Die Analyse von Julia Schulte-Cloos lege nahe, dass Diver­sität nicht möglich ist, wenn Menschen mit Migra­ti­ons­hin­ter­grund in der Politik nicht geför­dert oder ermu­tigt werden. Damit Menschen mit Einwan­de­rungs­ge­schichte geför­dert werden, brau­chen sie beispiels­weise gute Listen­plätze in ihren Parteien“, erklärt die Poli­tik­wis­sen­schaft­lerin. Oft würden hier schon die ersten Probleme auftreten, beispiels­weise durch Diskri­mi­nie­rung bei den Listen­plätzen. Damit sich das ändert, brau­chen wir eine Will­kom­mens­kultur in deut­schen Parteien“, so der Poli­tik­wis­sen­schaftler Dr. Benjamin Höhne.

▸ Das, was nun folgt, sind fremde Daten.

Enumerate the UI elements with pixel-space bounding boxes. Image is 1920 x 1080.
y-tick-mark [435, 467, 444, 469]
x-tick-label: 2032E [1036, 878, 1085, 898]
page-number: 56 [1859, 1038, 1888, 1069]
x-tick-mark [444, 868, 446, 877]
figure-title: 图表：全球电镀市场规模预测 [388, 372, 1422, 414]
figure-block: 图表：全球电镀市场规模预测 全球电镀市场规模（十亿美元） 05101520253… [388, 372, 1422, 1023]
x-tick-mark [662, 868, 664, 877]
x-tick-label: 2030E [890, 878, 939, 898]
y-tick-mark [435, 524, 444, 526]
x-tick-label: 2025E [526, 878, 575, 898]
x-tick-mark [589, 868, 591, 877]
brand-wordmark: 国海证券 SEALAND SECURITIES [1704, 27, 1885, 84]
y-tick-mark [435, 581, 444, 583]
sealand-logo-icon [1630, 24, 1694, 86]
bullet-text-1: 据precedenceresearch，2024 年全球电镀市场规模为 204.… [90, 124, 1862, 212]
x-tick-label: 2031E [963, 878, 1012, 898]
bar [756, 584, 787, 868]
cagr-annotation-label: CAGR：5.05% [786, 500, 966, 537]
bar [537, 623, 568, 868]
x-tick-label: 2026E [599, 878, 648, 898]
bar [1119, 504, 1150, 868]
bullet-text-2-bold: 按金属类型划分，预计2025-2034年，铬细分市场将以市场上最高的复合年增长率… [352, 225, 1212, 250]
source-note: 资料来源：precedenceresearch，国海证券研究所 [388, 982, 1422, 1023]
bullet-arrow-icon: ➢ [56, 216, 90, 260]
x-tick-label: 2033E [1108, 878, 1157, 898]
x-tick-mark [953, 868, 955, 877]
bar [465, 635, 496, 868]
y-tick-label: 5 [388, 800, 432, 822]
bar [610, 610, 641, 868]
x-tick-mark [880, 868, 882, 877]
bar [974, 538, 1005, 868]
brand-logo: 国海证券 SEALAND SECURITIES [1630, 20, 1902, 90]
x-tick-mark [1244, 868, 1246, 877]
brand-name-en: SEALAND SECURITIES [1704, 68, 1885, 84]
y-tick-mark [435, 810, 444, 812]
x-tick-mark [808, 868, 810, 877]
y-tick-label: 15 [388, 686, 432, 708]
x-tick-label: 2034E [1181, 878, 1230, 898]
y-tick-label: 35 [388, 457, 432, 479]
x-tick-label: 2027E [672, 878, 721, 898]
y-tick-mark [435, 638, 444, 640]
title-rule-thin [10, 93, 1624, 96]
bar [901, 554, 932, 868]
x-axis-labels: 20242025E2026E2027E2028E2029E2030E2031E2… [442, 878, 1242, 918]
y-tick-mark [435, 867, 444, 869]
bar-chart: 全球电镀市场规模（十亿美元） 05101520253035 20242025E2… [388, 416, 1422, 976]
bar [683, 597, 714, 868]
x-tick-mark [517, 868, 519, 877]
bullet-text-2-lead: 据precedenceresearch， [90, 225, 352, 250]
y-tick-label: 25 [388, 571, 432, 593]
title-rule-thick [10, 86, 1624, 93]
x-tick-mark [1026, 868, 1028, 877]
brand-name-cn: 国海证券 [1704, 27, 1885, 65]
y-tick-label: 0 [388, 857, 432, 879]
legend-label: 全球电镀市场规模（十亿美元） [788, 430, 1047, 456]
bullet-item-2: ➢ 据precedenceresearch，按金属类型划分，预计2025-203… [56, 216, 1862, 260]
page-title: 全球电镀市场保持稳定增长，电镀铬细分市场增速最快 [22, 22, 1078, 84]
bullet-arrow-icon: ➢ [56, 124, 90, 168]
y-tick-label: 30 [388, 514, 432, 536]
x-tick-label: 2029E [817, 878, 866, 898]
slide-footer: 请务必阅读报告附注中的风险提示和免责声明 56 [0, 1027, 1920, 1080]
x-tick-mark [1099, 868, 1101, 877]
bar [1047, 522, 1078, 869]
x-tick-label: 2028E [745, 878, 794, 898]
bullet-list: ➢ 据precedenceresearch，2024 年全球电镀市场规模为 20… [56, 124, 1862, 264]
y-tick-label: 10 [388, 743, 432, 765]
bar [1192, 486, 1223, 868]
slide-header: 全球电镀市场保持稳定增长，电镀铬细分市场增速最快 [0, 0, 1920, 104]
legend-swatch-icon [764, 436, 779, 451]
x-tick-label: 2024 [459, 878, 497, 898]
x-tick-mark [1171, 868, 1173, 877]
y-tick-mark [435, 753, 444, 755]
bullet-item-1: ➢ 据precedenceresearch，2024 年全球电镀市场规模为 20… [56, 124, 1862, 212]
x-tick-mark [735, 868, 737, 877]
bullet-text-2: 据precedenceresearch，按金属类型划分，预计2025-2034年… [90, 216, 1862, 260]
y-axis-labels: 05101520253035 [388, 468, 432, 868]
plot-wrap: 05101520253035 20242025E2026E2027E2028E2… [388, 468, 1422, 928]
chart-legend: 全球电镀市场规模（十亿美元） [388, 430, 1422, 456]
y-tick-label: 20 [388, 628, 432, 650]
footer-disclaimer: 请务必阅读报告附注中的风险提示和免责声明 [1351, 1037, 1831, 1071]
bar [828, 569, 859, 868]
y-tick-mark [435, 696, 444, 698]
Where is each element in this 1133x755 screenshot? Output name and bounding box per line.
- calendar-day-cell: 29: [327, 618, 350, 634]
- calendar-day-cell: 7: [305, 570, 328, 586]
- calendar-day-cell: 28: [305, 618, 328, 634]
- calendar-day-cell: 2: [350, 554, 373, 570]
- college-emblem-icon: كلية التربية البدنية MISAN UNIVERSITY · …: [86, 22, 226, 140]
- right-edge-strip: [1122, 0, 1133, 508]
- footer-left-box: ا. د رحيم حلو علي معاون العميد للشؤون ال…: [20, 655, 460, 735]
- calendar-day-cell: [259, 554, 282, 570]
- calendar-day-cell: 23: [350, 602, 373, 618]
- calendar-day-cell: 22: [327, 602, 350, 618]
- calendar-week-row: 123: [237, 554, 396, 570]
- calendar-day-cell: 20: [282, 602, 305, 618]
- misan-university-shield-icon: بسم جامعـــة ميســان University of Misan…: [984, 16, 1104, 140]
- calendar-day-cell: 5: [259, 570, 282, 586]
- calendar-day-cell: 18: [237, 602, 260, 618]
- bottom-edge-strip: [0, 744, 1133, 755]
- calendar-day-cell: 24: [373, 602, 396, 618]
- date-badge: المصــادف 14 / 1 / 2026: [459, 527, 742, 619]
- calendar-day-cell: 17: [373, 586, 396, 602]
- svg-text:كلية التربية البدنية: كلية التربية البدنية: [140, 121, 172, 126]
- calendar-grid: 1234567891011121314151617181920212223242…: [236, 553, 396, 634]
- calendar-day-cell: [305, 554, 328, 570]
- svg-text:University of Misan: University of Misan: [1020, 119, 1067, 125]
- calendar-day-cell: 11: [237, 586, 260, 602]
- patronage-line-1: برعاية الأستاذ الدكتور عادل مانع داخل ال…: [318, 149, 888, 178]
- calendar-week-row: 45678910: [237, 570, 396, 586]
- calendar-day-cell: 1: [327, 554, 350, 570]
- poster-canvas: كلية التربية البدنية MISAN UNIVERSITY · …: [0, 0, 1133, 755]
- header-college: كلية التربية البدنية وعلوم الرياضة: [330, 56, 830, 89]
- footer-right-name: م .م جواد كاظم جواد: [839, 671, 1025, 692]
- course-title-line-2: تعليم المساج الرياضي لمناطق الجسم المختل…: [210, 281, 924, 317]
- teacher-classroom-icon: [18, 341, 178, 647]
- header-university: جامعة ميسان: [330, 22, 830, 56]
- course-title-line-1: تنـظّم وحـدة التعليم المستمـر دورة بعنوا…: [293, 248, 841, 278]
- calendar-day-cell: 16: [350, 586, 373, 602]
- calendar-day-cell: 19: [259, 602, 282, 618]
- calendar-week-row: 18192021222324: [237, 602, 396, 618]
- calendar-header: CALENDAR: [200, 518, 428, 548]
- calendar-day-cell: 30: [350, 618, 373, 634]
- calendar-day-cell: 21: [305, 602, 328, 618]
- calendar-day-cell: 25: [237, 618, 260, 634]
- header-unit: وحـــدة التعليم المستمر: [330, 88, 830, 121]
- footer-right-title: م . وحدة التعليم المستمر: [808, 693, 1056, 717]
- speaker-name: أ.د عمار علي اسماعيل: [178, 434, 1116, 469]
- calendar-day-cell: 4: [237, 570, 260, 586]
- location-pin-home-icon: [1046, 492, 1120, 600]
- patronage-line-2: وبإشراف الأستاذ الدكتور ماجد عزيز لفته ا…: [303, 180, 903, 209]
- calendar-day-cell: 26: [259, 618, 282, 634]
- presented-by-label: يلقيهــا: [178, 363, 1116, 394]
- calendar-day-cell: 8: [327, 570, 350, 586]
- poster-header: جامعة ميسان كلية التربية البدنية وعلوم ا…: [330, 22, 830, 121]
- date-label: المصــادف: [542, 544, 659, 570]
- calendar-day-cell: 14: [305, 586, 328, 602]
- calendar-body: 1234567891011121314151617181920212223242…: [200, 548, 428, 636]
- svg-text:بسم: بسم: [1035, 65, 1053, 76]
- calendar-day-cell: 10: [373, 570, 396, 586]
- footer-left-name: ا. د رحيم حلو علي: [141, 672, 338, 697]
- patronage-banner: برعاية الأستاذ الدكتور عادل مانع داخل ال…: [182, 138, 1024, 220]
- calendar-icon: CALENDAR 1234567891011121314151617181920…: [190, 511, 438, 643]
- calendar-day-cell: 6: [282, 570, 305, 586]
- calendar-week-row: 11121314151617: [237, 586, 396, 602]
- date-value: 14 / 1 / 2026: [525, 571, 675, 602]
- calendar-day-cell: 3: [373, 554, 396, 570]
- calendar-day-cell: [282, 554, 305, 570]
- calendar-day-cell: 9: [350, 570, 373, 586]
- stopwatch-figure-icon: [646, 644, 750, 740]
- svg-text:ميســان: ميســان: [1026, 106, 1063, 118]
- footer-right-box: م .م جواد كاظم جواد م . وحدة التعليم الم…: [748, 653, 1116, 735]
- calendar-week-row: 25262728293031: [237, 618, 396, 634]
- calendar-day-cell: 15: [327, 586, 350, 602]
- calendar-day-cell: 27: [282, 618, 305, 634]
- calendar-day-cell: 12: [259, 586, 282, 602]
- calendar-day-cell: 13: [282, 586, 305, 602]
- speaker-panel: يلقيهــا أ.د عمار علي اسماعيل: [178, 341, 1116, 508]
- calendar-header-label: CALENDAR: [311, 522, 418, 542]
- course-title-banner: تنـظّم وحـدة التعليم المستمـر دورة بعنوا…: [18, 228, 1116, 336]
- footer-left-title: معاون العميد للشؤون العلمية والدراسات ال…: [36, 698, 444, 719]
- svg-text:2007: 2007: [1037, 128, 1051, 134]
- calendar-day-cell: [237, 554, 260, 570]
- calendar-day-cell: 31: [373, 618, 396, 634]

Wie divers der Deut­sche Bundestag also in Zukunft wird, hängt von der Bevöl­ke­rung selbst ab. Wird Deutsch­land in Zukunft offener für Abge­ord­nete mit unter­schied­li­chen Biogra­fien, unter­schied­li­chen Haut­farben und unter­schied­li­chen Reli­gionen? Brand New Bundestag“ konnte bei dieser Wahl jeden­falls einen kleinen Beitrag dazu leisten.